Les mots du discours de Gettysburg cependant, ne peuvent entrer confortablement dans les oreilles d’un président qui a fait plus pour promouvoir les inégalités et éviscérer les droits démocratiques que tout autre dans l’histoire américaine.

Lincoln avait une conscience aiguë de l’importance de résumer la dimension démocratique et révolutionnaire de la bataille de Gettysburg et de la guerre dans son ensemble. Bien que la bataille, livrée les 1er, 2 et 3 juillet 1863, ait été une victoire, obligeant le général confédéré Robert E. Lee et son armée de la Virginie du Nord à renoncer à envahir le Nord, le commandant des forces de l’Union en Pennsylvanie, le général George Meade, ne s’est pas lancé à la poursuite des forces désemparées de Lee, alors piégées au Maryland par le fleuve Potomac en crue.

Le manque d’audace de Meade a fait que la guerre allait se prolonger pendant presque deux ans de plus. Lincoln exaspéré, écrivit une lettre au général, mais décida finalement de ne pas la lui faire parvenir: «Je ne crois pas que vous comprenez l’ampleur du malheur qu’implique l’échappée de Lee, écrivait Lincoln. Il était facilement à votre portée, et le fait de marcher sur ses positions aurait, dans le contexte de nos récents succès militaires, mis fin à la guerre. Comme c’est là toutefois, la guerre va maintenant se prolonger indéfiniment.»

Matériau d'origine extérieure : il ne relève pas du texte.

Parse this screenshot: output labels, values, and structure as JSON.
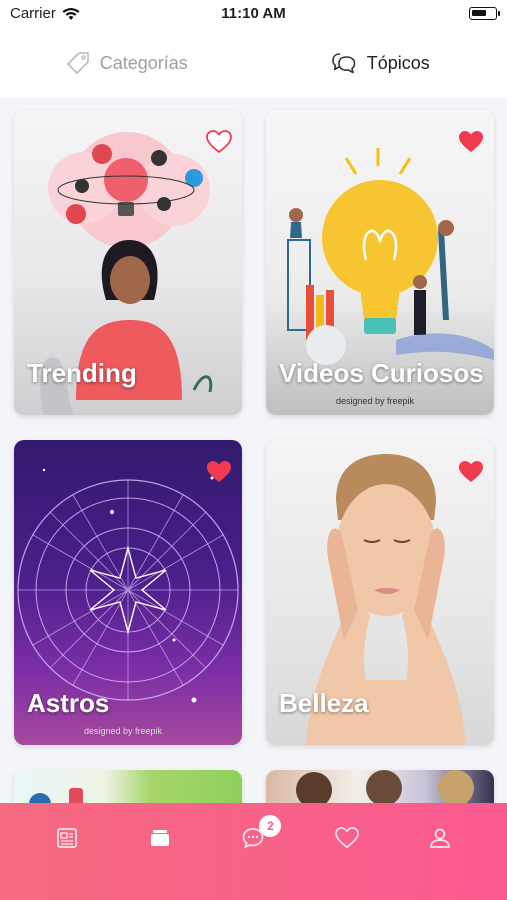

Ce qui donne à la bataille de Gettysburg sa qualité transcendante est, dans une large mesure, le discours de Lincoln, simplement mentionné sur le programme d’inauguration de cette journée sous le titre sans prétention de «Remarques dédicatoires du Président des États-Unis». Les «remarques» de Lincoln se voient reléguer au second plan, n’étant prononcées qu’après que le conférencier Edward Everett ait livré un discours de deux heures.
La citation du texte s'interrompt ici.